Thursday, April 4, 2024

Emissions from conflicts and the military sector damage the environment. This is often ignored because of global political pressures.

arsip tempo : 172091767073.

End the Military Exemption from Climate Mitigation. tempo : 172091767073.

WAR, with all its brutality, always presents a horrifying picture of the destruction of human lives and property. The Israeli military attack on Gaza, for example, has killed more than 31,000 people. Russia’s invasion of Ukraine has caused more than 30,000 civilian deaths. Aside from this, what is often ignored is the environmental damage caused by conflicts that can in the longer term be even more dangerous to human life.

If we care about the future of this planet, it is time we demanded the military take responsibility for environmental destruction caused by conflicts. Israel’s invasion of Gaza and Russia’s invasion of Ukraine, for example, have resulted in enormous environmental destruction. The use of chemicals and weapons has damaged the soil, contaminated water sources, and is even a threat to the sustainability of maritime ecosystems.

As well as this, the greenhouse gases released by conflicts also contribute to global warming. In just 60 days since Israel launched its attack on Gaza, 281 million equivalent tons of carbon dioxide (CO2) have been released. And in Russia’s war in Ukraine, emissions so far have been around 150 million equivalent tons of CO2.

According to calculations carried out by the Conflict and Environment Observatory, the military sector contributes 5.5 percent of global emissions.
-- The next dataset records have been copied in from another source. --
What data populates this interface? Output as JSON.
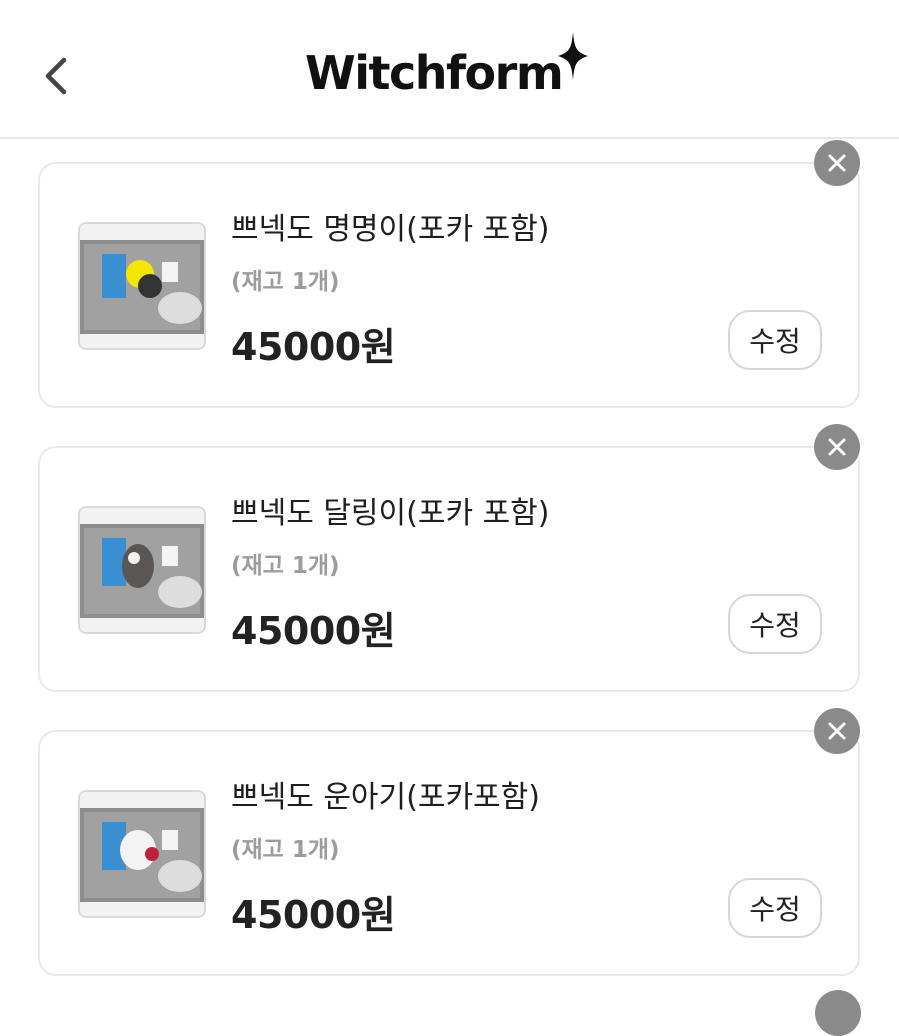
{
  "header": {
    "logo_text": "Witchform",
    "back_icon": "chevron-left-icon",
    "logo_icon": "sparkle-star-icon"
  },
  "colors": {
    "remove_button_bg": "#8a8a8a",
    "stock_text": "#9c9c9c",
    "card_border": "#e9e9e9"
  },
  "items": [
    {
      "title": "쁘넥도 명명이(포카 포함)",
      "stock": "(재고 1개)",
      "price": "45000원",
      "edit_label": "수정",
      "remove_icon": "close-icon",
      "thumb_accent": "#f3e600"
    },
    {
      "title": "쁘넥도 달링이(포카 포함)",
      "stock": "(재고 1개)",
      "price": "45000원",
      "edit_label": "수정",
      "remove_icon": "close-icon",
      "thumb_accent": "#5a5654"
    },
    {
      "title": "쁘넥도 운아기(포카포함)",
      "stock": "(재고 1개)",
      "price": "45000원",
      "edit_label": "수정",
      "remove_icon": "close-icon",
      "thumb_accent": "#c0213a"
    }
  ]
}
This is far greater than the emissions from the industry sector (5.2 percent) or garbage (3.2 percent).

What is surprising is that although conflicts and military activities produce such huge amounts of emissions, the topic very rarely becomes the focus of global discussion. At the COP28 climate change conference in Dubai, United Arab Emirates, in December 2023, for example, discussions or negotiations about emissions from conflicts and the military were not on the agenda.

Global political pressure is one factor influencing the lack of discussions on military emissions. The obligation for the military sector to produce emission reports was even removed from the Kyoto Protocol—an international treaty to reduce greenhouse gas emissions adopted in 1997—because of pressure from the United States.

The 2015 Paris Agreement did try to regulate the reporting of emissions from the military sector, but the actual implementation was very unsatisfactory. Developed nations still ‘do as they please’ when it comes to reporting whether there are any admissions from the military sector or on any efforts to mitigate them. Nobody has the courage to force them to do so.

The military exemption from environmental responsibility must be ended as the danger of global warming is becoming ever more real. Natural disasters such as droughts, extreme weather and floods are becoming more frequent—and are causing massive economic losses. A study published in the journal Nature estimates that losses as a result of climate change have reached US$143 billion per year.

This is why discussions on emissions from conflicts and the military sector should be on the agenda of COP27 in Baku, Azerbaijan. All the nations participating in the conference must oblige their militaries to report emissions and efforts to mitigate them. Some developed nations should also be asked to pay compensation for the environmental damage caused by their military actions.

We cannot close our eyes to the environmental damage caused by conflicts and military activities. Now is the time to demand that nations who trigger conflicts pay compensation to help save the planet. If not now, when?